Riz Bil Kousa Wa Laban Wa Kebab
Riz Bil Kousa Wa Laban Wa Kebab is a delightful Lebanese rice dish featuring tender zucchini, creamy yogurt, and perfectly spiced kebabs. This gluten-free meal is not only satisfying but also bursting with authentic flavors and aromas.

40 minutes
Difficulty: Medium
Lebanese
600 kcal
Ingredients
- Basmati rice - 150 grams
- Zucchini - 2 medium, diced
- Ground lamb - 200 grams
- Onion - 1 small, finely chopped
- Garlic - 2 cloves, minced
- Cumin - 1 teaspoon
- Cinnamon - 1/2 teaspoon
- Salt - 1 teaspoon
- Black pepper - 1/2 teaspoon
- Olive oil - 2 tablespoons
- Yogurt - 200 grams (for serving)
- Fresh parsley - 2 tablespoons, chopped (for garnish)
- Water - 400 ml
Steps
- Rinse the basmati rice under cold water until the water runs clear, then soak it in water for 20 minutes.
- In a large skillet, heat 1 tablespoon of olive oil over medium heat. Add the chopped onion and sauté until translucent, about 3-4 minutes.
- Add the minced garlic, cumin, cinnamon, salt, and black pepper to the skillet and cook for another minute until fragrant.

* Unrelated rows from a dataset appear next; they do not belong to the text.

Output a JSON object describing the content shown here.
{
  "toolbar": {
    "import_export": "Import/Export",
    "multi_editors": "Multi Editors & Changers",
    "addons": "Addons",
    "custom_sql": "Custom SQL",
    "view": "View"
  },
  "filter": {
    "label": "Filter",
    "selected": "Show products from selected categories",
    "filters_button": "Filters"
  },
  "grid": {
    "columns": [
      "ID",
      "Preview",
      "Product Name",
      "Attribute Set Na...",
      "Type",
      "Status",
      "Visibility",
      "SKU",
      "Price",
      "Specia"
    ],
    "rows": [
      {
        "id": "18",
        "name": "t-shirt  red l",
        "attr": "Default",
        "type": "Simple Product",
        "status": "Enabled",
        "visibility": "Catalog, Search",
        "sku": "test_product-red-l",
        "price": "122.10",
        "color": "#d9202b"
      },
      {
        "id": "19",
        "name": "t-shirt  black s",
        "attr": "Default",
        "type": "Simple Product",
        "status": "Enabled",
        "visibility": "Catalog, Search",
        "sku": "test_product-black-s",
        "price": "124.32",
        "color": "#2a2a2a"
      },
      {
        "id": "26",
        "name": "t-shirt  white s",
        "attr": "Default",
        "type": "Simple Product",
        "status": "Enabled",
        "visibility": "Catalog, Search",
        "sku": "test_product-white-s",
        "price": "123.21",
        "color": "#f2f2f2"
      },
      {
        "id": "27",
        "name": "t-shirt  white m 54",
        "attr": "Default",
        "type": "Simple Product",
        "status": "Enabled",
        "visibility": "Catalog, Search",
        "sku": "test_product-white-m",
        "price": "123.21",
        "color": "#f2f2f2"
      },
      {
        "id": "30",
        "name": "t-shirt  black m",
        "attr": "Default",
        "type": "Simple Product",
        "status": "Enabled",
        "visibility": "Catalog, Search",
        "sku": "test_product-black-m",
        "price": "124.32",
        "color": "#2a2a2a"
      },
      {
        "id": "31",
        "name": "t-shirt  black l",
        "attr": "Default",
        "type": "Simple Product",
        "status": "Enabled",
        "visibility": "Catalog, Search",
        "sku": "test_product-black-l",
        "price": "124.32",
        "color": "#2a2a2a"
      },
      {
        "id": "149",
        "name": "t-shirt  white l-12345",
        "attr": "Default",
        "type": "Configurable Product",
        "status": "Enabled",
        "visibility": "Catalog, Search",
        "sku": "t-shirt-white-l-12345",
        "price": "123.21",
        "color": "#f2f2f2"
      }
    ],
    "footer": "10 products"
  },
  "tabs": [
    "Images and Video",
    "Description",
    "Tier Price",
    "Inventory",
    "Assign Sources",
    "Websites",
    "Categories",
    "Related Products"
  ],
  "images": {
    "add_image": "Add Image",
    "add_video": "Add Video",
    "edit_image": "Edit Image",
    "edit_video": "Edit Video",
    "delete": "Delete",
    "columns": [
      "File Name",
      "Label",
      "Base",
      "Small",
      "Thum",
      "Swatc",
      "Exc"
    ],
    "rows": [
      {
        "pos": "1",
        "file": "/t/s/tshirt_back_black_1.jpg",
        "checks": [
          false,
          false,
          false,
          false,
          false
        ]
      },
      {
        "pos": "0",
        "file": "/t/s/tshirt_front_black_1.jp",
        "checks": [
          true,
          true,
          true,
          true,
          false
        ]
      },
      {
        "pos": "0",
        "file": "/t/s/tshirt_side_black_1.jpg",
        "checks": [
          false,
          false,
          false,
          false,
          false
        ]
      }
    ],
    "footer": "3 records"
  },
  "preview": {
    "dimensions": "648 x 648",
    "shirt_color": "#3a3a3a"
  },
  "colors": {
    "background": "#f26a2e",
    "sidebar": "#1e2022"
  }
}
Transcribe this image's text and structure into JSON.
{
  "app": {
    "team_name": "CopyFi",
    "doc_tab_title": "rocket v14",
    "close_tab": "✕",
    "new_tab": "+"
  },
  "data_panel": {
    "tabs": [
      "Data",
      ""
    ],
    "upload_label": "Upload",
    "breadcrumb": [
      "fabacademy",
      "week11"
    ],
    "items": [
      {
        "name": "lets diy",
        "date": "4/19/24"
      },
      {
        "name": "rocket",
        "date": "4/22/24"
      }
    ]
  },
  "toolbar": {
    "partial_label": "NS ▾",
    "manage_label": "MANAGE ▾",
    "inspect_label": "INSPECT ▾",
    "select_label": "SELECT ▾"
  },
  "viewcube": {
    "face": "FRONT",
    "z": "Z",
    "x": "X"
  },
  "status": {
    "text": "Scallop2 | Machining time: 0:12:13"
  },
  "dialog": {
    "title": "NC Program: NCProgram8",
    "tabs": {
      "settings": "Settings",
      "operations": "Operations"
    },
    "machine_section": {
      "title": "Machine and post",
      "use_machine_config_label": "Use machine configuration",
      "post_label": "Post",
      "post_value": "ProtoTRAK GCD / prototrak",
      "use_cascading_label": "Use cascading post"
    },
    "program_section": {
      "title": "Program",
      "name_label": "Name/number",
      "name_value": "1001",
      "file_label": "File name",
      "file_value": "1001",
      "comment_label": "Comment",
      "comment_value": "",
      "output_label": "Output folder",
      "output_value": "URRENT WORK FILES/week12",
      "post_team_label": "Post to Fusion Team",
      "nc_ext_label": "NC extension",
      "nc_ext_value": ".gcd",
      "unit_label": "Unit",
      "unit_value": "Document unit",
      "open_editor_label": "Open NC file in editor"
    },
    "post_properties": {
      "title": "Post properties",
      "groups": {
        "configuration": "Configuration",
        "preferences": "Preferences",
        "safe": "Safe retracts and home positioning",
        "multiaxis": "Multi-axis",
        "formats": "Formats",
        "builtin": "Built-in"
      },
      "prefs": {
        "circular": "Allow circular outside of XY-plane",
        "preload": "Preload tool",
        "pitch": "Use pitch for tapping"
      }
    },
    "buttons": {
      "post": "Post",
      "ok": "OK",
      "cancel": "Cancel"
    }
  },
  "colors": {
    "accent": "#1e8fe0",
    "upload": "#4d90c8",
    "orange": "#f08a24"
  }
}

- In a bowl, combine the ground lamb with the sautéed onion mixture. Form the mixture into small kebabs (about 8 pieces).
- In the same skillet, add another tablespoon of olive oil and cook the kebabs for about 5-7 minutes on each side until browned and cooked through. Remove and set aside.
- In a pot, bring 400 ml of water to a boil. Add the soaked and drained rice and diced zucchini. Reduce heat to low, cover, and cook for 15-20 minutes until the rice is fluffy and the zucchini is tender.
- Serve the rice topped with kebabs, a generous dollop of yogurt, and garnish with fresh parsley.
Nutrition
- Calories: 600
- Protein: 30 g
- Carbs: 70 g
- Fiber: 3 g
- Sugar: 4 g
- Sodium: 600 mg
- Cholesterol: 80 mg
- Total Fat: 25 g
- Saturated Fat: 10 g
- Unsaturated Fat: 15 g
- Water: 0.4 L
Health Benefits
- High in protein from the lamb, supporting muscle health.
- Rich in vitamins and minerals from zucchini and parsley.